- • Origin: Merger of Milton and Wye Lathes
- • Created: 13th century
- • Abolished: 1894 (obsolescent)
- • Succeeded by: diverse authorities
- Status: obsolete
- Government: Lathe
- • Type: Hundreds

= Lathe of Scray =

Division of Kent, England

The Lathe of Scray is an historic division of the county of Kent, England, encompassing the present-day Districts of Swale, Ashford, and the eastern part of Tunbridge Wells The Lathes of Kent were ancient administration divisions originating, probably, in the 6th century, during the Jutish colonisation of the county.

Scray (alternative spelling: Scraye) was not one of the original lathes and did not exist at the time of the Domesday Book of 1086, there existing in its place the "Half Lathe" of Milton and the Lathe of Wye. The half lathe of Milton consisted only of the hundred of Milton, including most of Sheppey. The lathe of Wye consisted of the remainder of the later lathe of Scray, except for the hundreds of Blackbourne, Rolvenden and Selbrittenden (Silverden), then being in Limen (Lympne) (later renamed Shepway) lathe. By 1295 the lathe of Scray was in existence, based on a merger of Milton and Wye. In the 11th, 12th and 13th centuries the hundreds of Barkley, Cranbrook, East Barnfield, Marden, and Tenterden were established within the lathe of Scray. The placename "Scray" is recorded in 1278 as Scherewynghop, derived from Old English sċrēawa (/ang/), "shrew" or "devil", and hop ("'a small enclosed valley" or "piece of enclosed land in the midst of marshes").

Lathe of Scray, showing hundreds

The lathe was bordered on the west by the Lathe of Aylesford and on the east by the Lathes of Shepway and St. Augustine. According to Hasted, the Lathe of Scray consisted of the following Hundreds:

- Barkley
- Blackbourne
- Boughton
- Calehill
- Chart and Longbridge
- Cranbrook
- East Barnfield
- Faversham
- Felborough
- Longbridge
- Marden
- Milton
- Rolvenden
- Selbrittenden
- Tenterden
- Teynham
- Wye

Within the Lathe of Scray is the Isle of Sheppey, which is separated from the rest of the county of Kent by a narrow arm of the sea, called the Swale. Almost all of Sheppey is within the hundred of Milton, except the conjoined island of Harty, which is within the hundred of Faversham.

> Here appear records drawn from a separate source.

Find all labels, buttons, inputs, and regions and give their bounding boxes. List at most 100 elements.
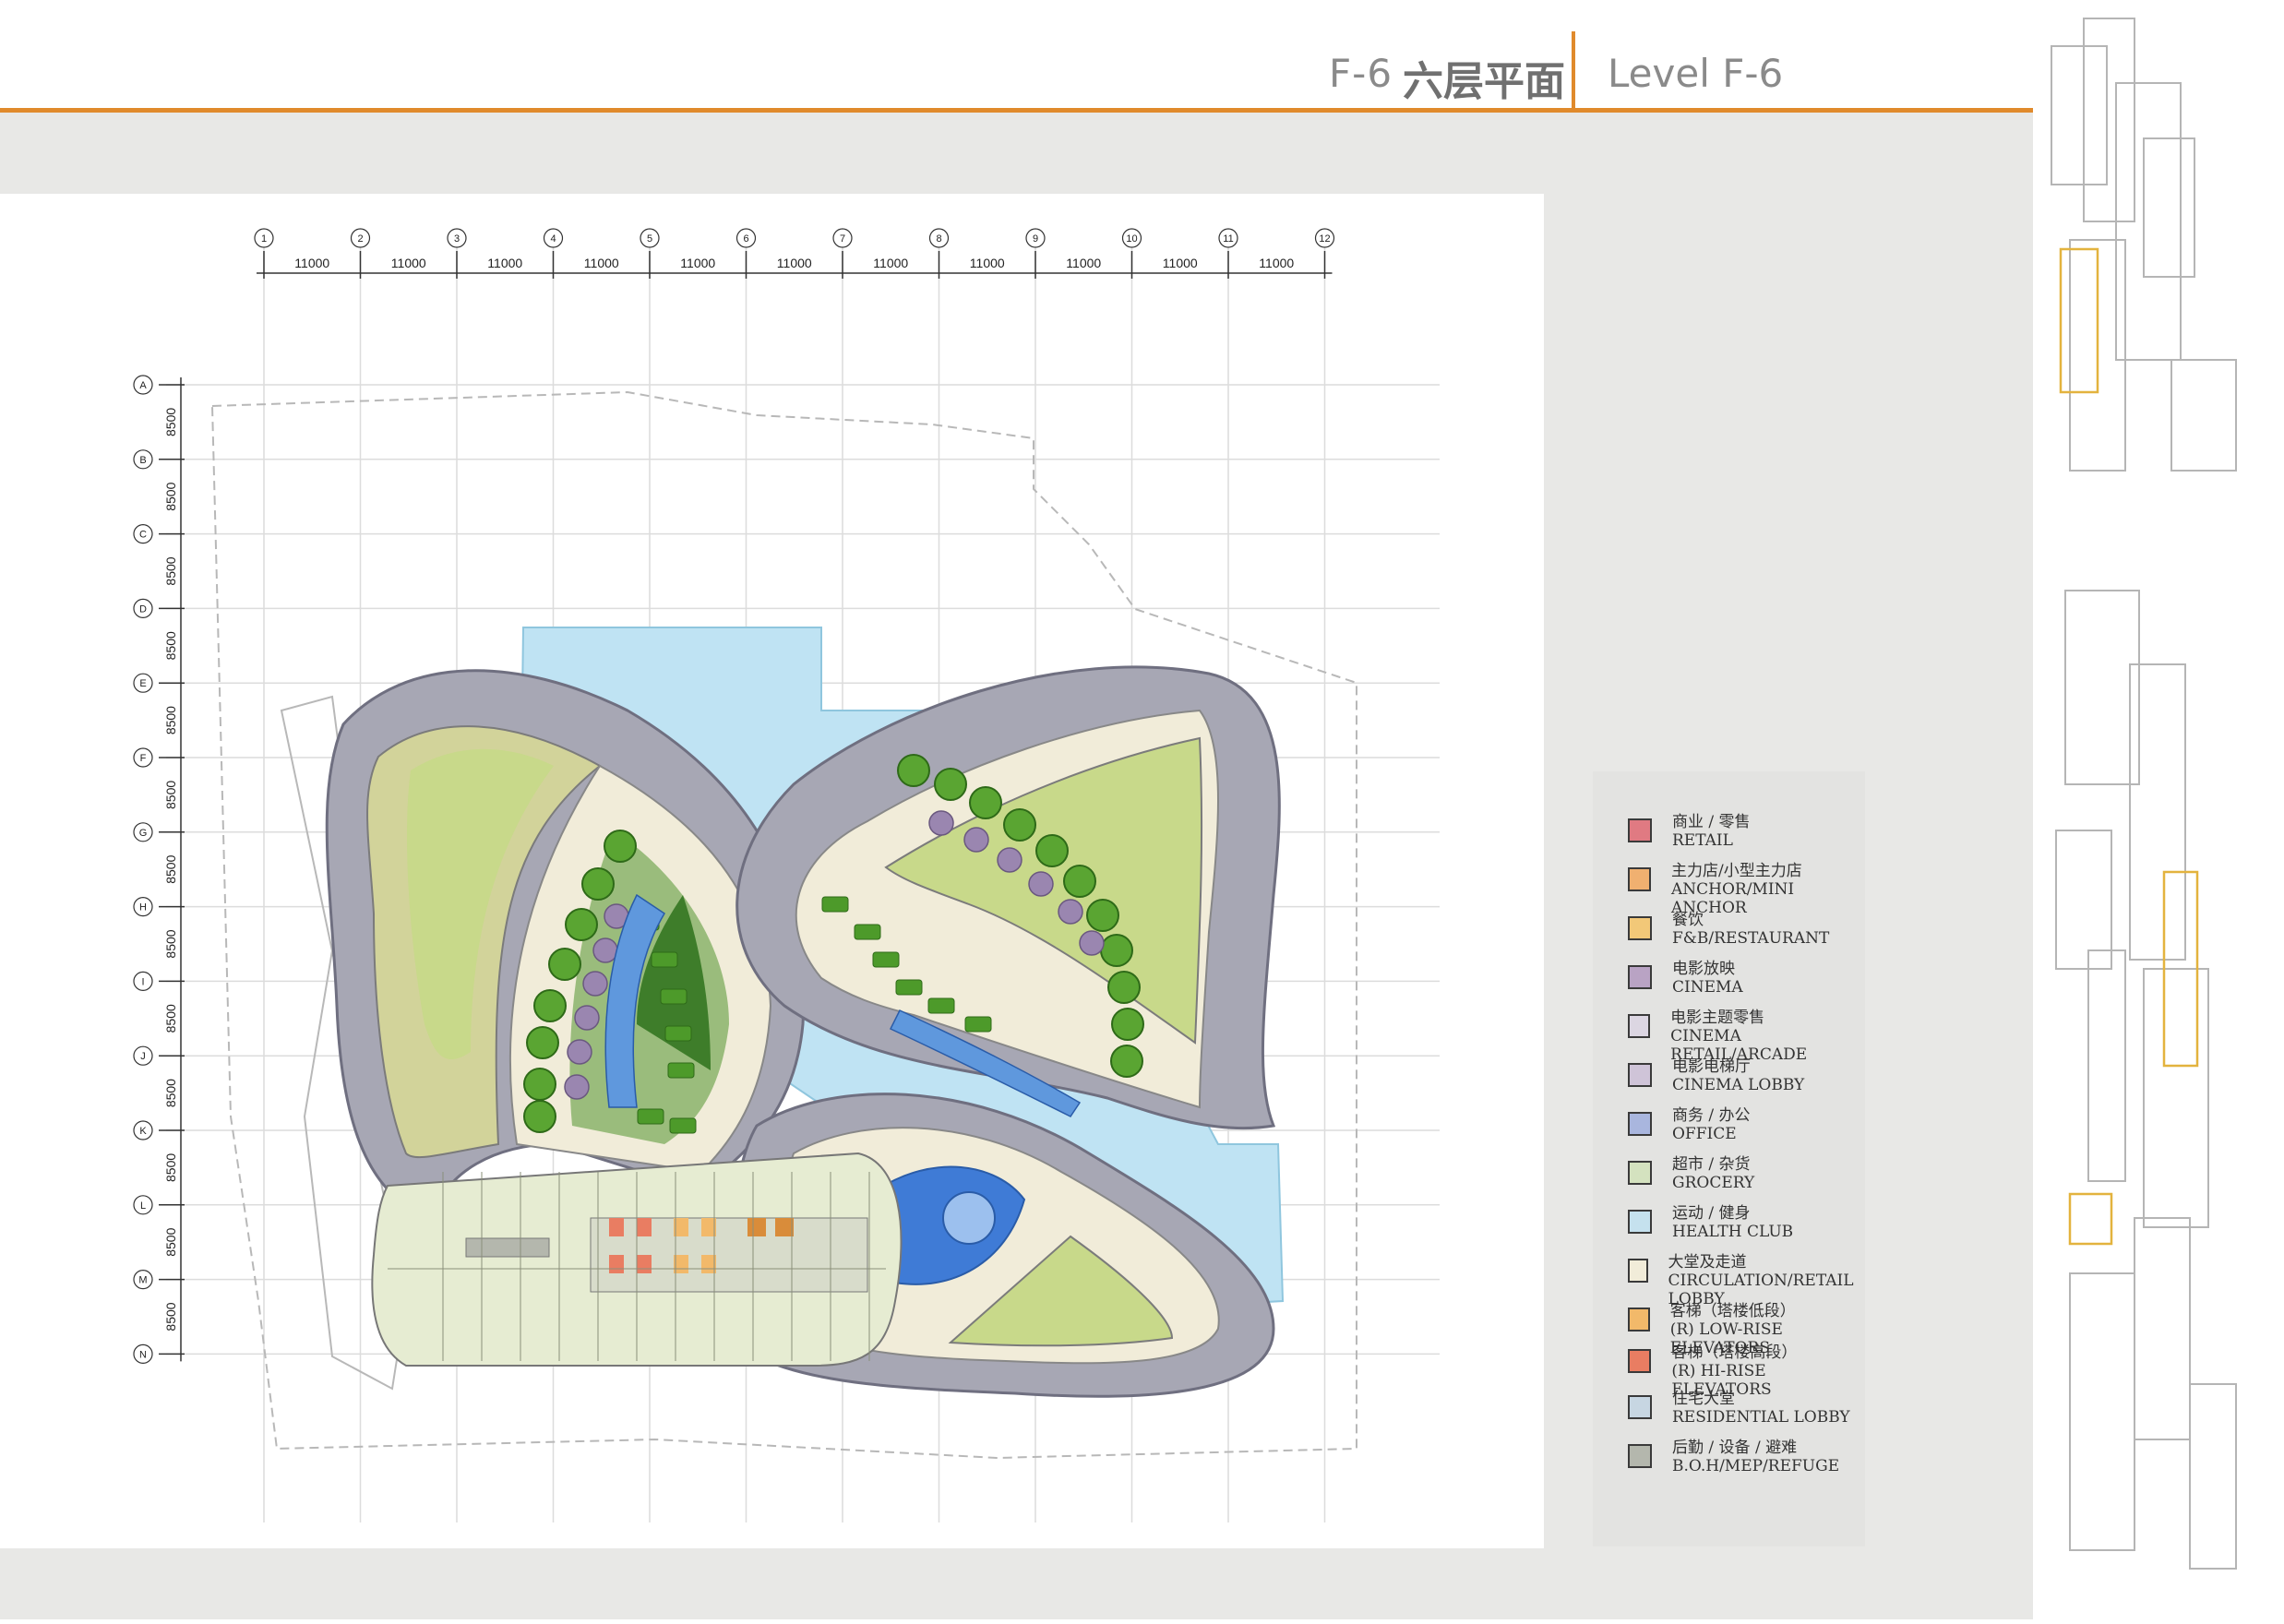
tree-canopy (523, 1100, 556, 1133)
planter-seat (564, 1074, 590, 1100)
grid-label-column: 4 (550, 233, 556, 245)
grid-label-column: 3 (454, 233, 460, 245)
title-divider (1572, 31, 1575, 111)
grid-dimension-row: 8500 (163, 706, 178, 734)
grid-dimension-column: 11000 (873, 256, 908, 270)
grid-dimension-column: 11000 (777, 256, 812, 270)
tree-canopy (565, 908, 598, 941)
drawing-code: F-6 (1329, 51, 1393, 96)
grid-dimension-column: 11000 (584, 256, 619, 270)
legend-panel: 商业 / 零售 RETAIL 主力店/小型主力店 ANCHOR/MINI ANCHO… (1593, 771, 1865, 1546)
grid-label-row: I (141, 976, 144, 987)
grid-label-column: 12 (1319, 233, 1330, 245)
legend-item: 超市 / 杂货 GROCERY (1628, 1155, 1754, 1192)
tree-canopy (533, 989, 567, 1022)
grid-label-column: 11 (1223, 233, 1233, 245)
grid-label-column: 7 (840, 233, 845, 245)
grid-label-row: J (140, 1051, 146, 1062)
grid-dimension-column: 11000 (680, 256, 715, 270)
grid-dimension-column: 11000 (487, 256, 522, 270)
green-block (872, 951, 900, 968)
tree-canopy (1003, 808, 1036, 842)
grid-label-column: 1 (261, 233, 267, 245)
legend-label-cn: 后勤 / 设备 / 避难 (1672, 1439, 1798, 1457)
grid-label-row: D (139, 603, 147, 615)
tree-canopy (1063, 865, 1096, 898)
legend-swatch (1628, 1161, 1652, 1185)
grid-label-column: 9 (1033, 233, 1038, 245)
planter-seat (592, 937, 618, 963)
legend-swatch (1628, 867, 1651, 891)
planter-seat (1028, 871, 1054, 897)
grid-dimension-row: 8500 (163, 1227, 178, 1256)
legend-label-cn: 客梯（塔楼高段） (1671, 1343, 1798, 1362)
tree-canopy (897, 754, 930, 787)
grid-label-column: 6 (743, 233, 748, 245)
tree-canopy (969, 786, 1002, 819)
grid-label-row: F (140, 753, 147, 764)
legend-swatch (1628, 1014, 1651, 1038)
grid-dimension-row: 8500 (163, 781, 178, 809)
tree-canopy (1110, 1045, 1143, 1078)
legend-label-en: RESIDENTIAL LOBBY (1672, 1408, 1850, 1427)
green-block (927, 997, 955, 1014)
legend-swatch (1628, 1112, 1652, 1136)
tree-canopy (581, 867, 615, 901)
legend-label-cn: 超市 / 杂货 (1672, 1155, 1751, 1174)
legend-swatch (1628, 965, 1652, 989)
legend-label-cn: 运动 / 健身 (1672, 1204, 1751, 1223)
green-block (895, 979, 923, 996)
tree-canopy (1111, 1008, 1144, 1041)
legend-label-en: HEALTH CLUB (1672, 1223, 1794, 1241)
legend-label-en: RETAIL (1672, 831, 1733, 850)
grid-dimension-row: 8500 (163, 854, 178, 883)
legend-label-en: CINEMA (1672, 978, 1743, 997)
green-block (637, 1108, 664, 1125)
grid-label-row: K (139, 1126, 147, 1137)
legend-label-cn: 电影电梯厅 (1672, 1057, 1751, 1076)
legend-label-en: GROCERY (1672, 1174, 1755, 1192)
grid-label-row: G (139, 828, 148, 839)
grid-label-row: E (139, 678, 146, 689)
tree-canopy (526, 1026, 559, 1059)
planter-seat (963, 827, 989, 853)
tree-canopy (1086, 899, 1119, 932)
floor-plan: 1 11000 2 11000 3 11000 4 11000 5 11000 6 11000 7 110… (133, 228, 1440, 1522)
grid-dimension-row: 8500 (163, 1004, 178, 1033)
grid-label-column: 2 (357, 233, 363, 245)
grid-label-row: C (139, 530, 147, 541)
grid-label-row: M (138, 1275, 147, 1286)
legend-label-cn: 电影主题零售 (1670, 1009, 1765, 1027)
decorative-side-strip (2033, 0, 2284, 1619)
tree-canopy (604, 830, 637, 863)
grid-label-column: 8 (936, 233, 941, 245)
legend-swatch (1628, 916, 1652, 940)
decorative-pattern (2051, 18, 2237, 1570)
legend-item: 餐饮 F&B/RESTAURANT (1628, 911, 1829, 948)
legend-label-cn: 电影放映 (1672, 960, 1735, 978)
tree-canopy (523, 1068, 556, 1101)
legend-swatch (1628, 1210, 1652, 1234)
legend-item: 主力店/小型主力店 ANCHOR/MINI ANCHOR (1628, 862, 1865, 917)
green-block (964, 1016, 992, 1033)
legend-label-cn: 大堂及走道 (1668, 1253, 1747, 1272)
legend-item: 商务 / 办公 OFFICE (1628, 1106, 1751, 1143)
green-block (669, 1117, 697, 1134)
planter-seat (1079, 930, 1105, 956)
legend-item: 电影放映 CINEMA (1628, 960, 1743, 997)
green-block (664, 1025, 692, 1042)
legend-label-cn: 主力店/小型主力店 (1670, 862, 1802, 880)
grid-dimension-column: 11000 (970, 256, 1005, 270)
legend-item: 住宅大堂 RESIDENTIAL LOBBY (1628, 1390, 1850, 1427)
legend-label-cn: 住宅大堂 (1672, 1390, 1735, 1408)
green-block (821, 896, 849, 913)
green-block (651, 951, 678, 968)
grid-dimension-column: 11000 (391, 256, 426, 270)
planter-seat (567, 1039, 592, 1065)
tree-canopy (548, 948, 581, 981)
legend-label-cn: 商业 / 零售 (1672, 813, 1751, 831)
grid-dimension-column: 11000 (294, 256, 329, 270)
planter-seat (1058, 899, 1083, 925)
grid-label-column: 5 (647, 233, 652, 245)
grid-dimension-row: 8500 (163, 1079, 178, 1107)
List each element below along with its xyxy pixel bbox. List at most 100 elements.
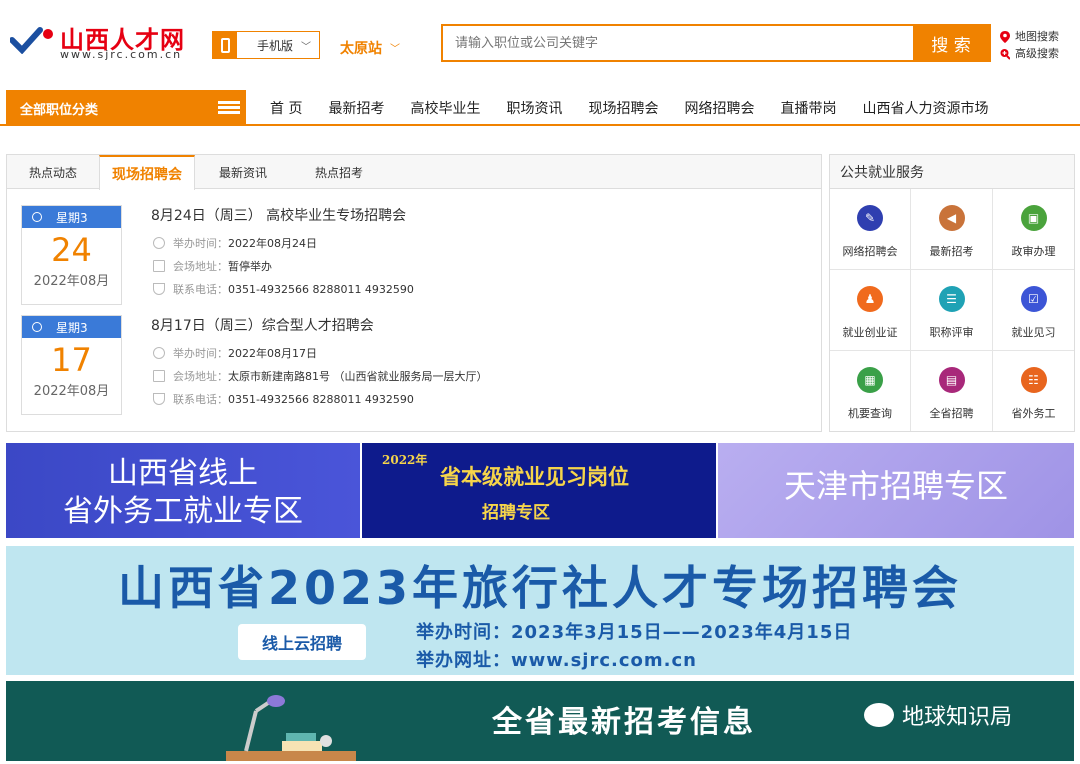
event-time-label: 举办时间： [173,347,228,360]
all-categories-button[interactable]: 全部职位分类 [6,90,246,126]
service-political-review[interactable]: ▣ 政审办理 [993,189,1074,270]
banner-line: 山西省线上 [108,456,258,491]
service-label: 政审办理 [1011,245,1056,258]
nav-item-career-news[interactable]: 职场资讯 [506,98,562,118]
search-links: 地图搜索 高级搜索 [1000,28,1059,62]
banner-out-of-province[interactable]: 山西省线上 省外务工就业专区 [6,443,360,538]
search-bar: 搜 索 [441,24,991,62]
service-label: 就业见习 [1011,326,1056,339]
event-time: 举办时间： 2022年08月17日 [153,345,317,361]
clock-icon [32,322,42,332]
megaphone-icon: ◀ [938,205,965,231]
clock-icon [153,347,165,359]
grid-icon: ▦ [857,367,883,393]
tab-hot-exams[interactable]: 热点招考 [291,155,387,189]
nav-item-home[interactable]: 首 页 [270,98,302,118]
event-weekday: 星期3 [22,206,121,228]
nav-items: 首 页 最新招考 高校毕业生 职场资讯 现场招聘会 网络招聘会 直播带岗 山西省… [270,90,1014,126]
service-province-recruit[interactable]: ▤ 全省招聘 [911,351,993,431]
service-latest-exams[interactable]: ◀ 最新招考 [911,189,993,270]
service-internship[interactable]: ☑ 就业见习 [993,270,1074,351]
event-title[interactable]: 8月24日（周三） 高校毕业生专场招聘会 [151,205,406,225]
event-time-label: 举办时间： [173,237,228,250]
news-panel: 热点动态 现场招聘会 最新资讯 热点招考 星期3 24 2022年08月 8月2… [6,154,822,432]
event-phone-value: 0351-4932566 8288011 4932590 [228,282,414,296]
nav-item-job-fairs[interactable]: 现场招聘会 [588,98,658,118]
menu-icon [218,99,240,117]
building-icon [153,260,165,272]
mobile-version-label: 手机版 [257,38,294,53]
event-weekday-label: 星期3 [56,210,88,225]
nav-item-latest-exams[interactable]: 最新招考 [328,98,384,118]
event-item[interactable]: 星期3 17 2022年08月 8月17日（周三）综合型人才招聘会 举办时间： … [21,315,811,417]
service-label: 最新招考 [929,245,974,258]
banner-line: 省外务工就业专区 [63,494,303,529]
service-online-fair[interactable]: ✎ 网络招聘会 [830,189,911,270]
desk-lamp-illustration [226,695,356,761]
banner-title: 山西省2023年旅行社人才专场招聘会 [117,561,963,615]
site-logo[interactable]: 山西人才网 www.sjrc.com.cn [10,18,210,66]
trophy-icon [153,283,165,295]
mobile-version-button[interactable]: 手机版 ﹀ [212,31,320,59]
clock-icon [153,237,165,249]
event-address-label: 会场地址： [173,260,228,273]
event-phone-label: 联系电话： [173,283,228,296]
search-input[interactable] [443,26,913,60]
event-phone: 联系电话： 0351-4932566 8288011 4932590 [153,281,414,297]
event-time-value: 2022年08月24日 [228,237,317,250]
event-phone: 联系电话： 0351-4932566 8288011 4932590 [153,391,414,407]
event-year-month: 2022年08月 [33,274,110,289]
nav-item-livestream[interactable]: 直播带岗 [780,98,836,118]
service-employment-card[interactable]: ♟ 就业创业证 [830,270,911,351]
building-icon [153,370,165,382]
tab-hot-news[interactable]: 热点动态 [7,155,99,189]
nav-item-graduates[interactable]: 高校毕业生 [410,98,480,118]
event-address: 会场地址： 太原市新建南路81号 （山西省就业服务局一层大厅） [153,368,488,384]
service-out-of-province[interactable]: ☷ 省外务工 [993,351,1074,431]
clock-icon [32,212,42,222]
banner-year: 2022年 [382,453,428,467]
banner-tianjin[interactable]: 天津市招聘专区 [718,443,1074,538]
trophy-icon [153,393,165,405]
banner-site: 举办网址：www.sjrc.com.cn [416,650,697,671]
map-search-link[interactable]: 地图搜索 [1000,28,1059,45]
banner-line: 招聘专区 [482,503,550,523]
banner-time: 举办时间：2023年3月15日——2023年4月15日 [416,622,853,643]
service-confidential-query[interactable]: ▦ 机要查询 [830,351,911,431]
people-icon: ☷ [1020,367,1047,393]
search-button[interactable]: 搜 索 [913,26,989,60]
nav-item-hr-market[interactable]: 山西省人力资源市场 [862,98,988,118]
event-address: 会场地址： 暂停举办 [153,258,272,274]
city-selector[interactable]: 太原站 [340,38,382,58]
chevron-down-icon: ﹀ [301,41,312,53]
nav-item-online-fairs[interactable]: 网络招聘会 [684,98,754,118]
service-label: 全省招聘 [929,407,974,420]
certificate-icon: ☰ [938,286,965,312]
event-year-month: 2022年08月 [33,384,110,399]
checklist-icon: ✎ [857,205,883,231]
event-item[interactable]: 星期3 24 2022年08月 8月24日（周三） 高校毕业生专场招聘会 举办时… [21,205,811,307]
service-label: 职称评审 [929,326,974,339]
event-phone-label: 联系电话： [173,393,228,406]
banner-exams[interactable]: 全省最新招考信息 地球知识局 [6,681,1074,761]
map-pin-icon [1000,30,1010,43]
advanced-search-label: 高级搜索 [1015,47,1059,60]
all-categories-label: 全部职位分类 [20,102,99,118]
watermark-text: 地球知识局 [902,705,1013,730]
logo-mark-icon [10,27,53,54]
banner-travel-fair[interactable]: 山西省2023年旅行社人才专场招聘会 线上云招聘 举办时间：2023年3月15日… [6,546,1074,675]
event-date-box: 星期3 17 2022年08月 [21,315,122,415]
public-service-panel: 公共就业服务 ✎ 网络招聘会 ◀ 最新招考 ▣ 政审办理 ♟ 就业创业证 ☰ 职称评审 ☑… [829,154,1075,432]
event-day: 17 [51,341,92,379]
banner-internship[interactable]: 2022年 省本级就业见习岗位 招聘专区 [362,443,716,538]
service-title-review[interactable]: ☰ 职称评审 [911,270,993,351]
main-nav: 全部职位分类 首 页 最新招考 高校毕业生 职场资讯 现场招聘会 网络招聘会 直… [0,90,1080,126]
event-title[interactable]: 8月17日（周三）综合型人才招聘会 [151,315,374,335]
tab-bar: 热点动态 现场招聘会 最新资讯 热点招考 [7,155,821,190]
event-weekday: 星期3 [22,316,121,338]
advanced-search-link[interactable]: 高级搜索 [1000,45,1059,62]
tab-latest-news[interactable]: 最新资讯 [195,155,291,189]
event-address-label: 会场地址： [173,370,228,383]
tab-job-fairs[interactable]: 现场招聘会 [99,155,195,190]
zoom-icon [1000,48,1010,60]
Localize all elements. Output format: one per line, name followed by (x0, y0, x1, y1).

That part of the hundred of Milton in the island of Sheppey, was within the jurisdiction of one constable, appointed for it at the court-leet held for the manor and hundred of Milton, and this part of the hundred of Milton was styled the Liberty of Sheppey. See map.

The Lathe was an important administrative, judicial and taxation unit for 600 years after the Domesday Book. The functions of Lathe and hundreds were somewhat similar, with a Lathe covering a much wider area. Although not abolished, it has no administrative functions today. The Sheriff toured the county twice yearly attending on the lathes. The lathe was responsible for raising of aids and subsidies for the Militia. However the Lathe court became anomalous as it fell between the hundredal courts below and the justices of the county (in petty and quarter sessions) above

The Lathe and division of the Lathe were the basis for meetings of local justices of the peace in monthly or petty sessions. These were established on a regular footing at a particularly early date in Kent. Lambarde in his Perambulation of Kent (1576) gives the Distribution of the Shyre for Execution of Justice. Scray was divided into an Upper and Lower Division, while a group of hundreds in the middle of the Lathe of Scray, centred on Ashford, were for convenience attached to the Lathe of Shepway for petty sessional purposes. From time to time existing divisions were split for sake of convenience and in 1857 the provisions of the Reform Act 1832 were invoked to re-examine the whole structure

The Lower Division of Scray, which formed the southernmost part of the Lathe, consisted of the following Hundreds:
- Barkley
- Blackbourne
- Cranbrook
- East Barnfield
- Marden
- Rolvenden
- Selbrittenden
- Tenterden

The remainder of the Lathe formed the Upper Division.

The Quarter Sessions of the county were held at both Canterbury, for East Kent and at Maidstone for West Kent. The Lower Division of Scray belonged to West Kent and the Upper Division to East Kent. Scray was the only Lathe that was divided between the two major divisions of the county. For the purpose of Petty Sessions the Hundreds of Calehill, Chart And Longbridge, Felborough, and Wye were attached to Shepway. When by the Great Reform Act 1832 the parliamentary representation of the county of Kent was increased and the county was divided in two, the above division of the county was used.

Although not formally abolished, hundreds and lathes fell out of usage at the end of the 19th century.

The Lathe of Scray has an area of 260,510 acres (407 sq. miles).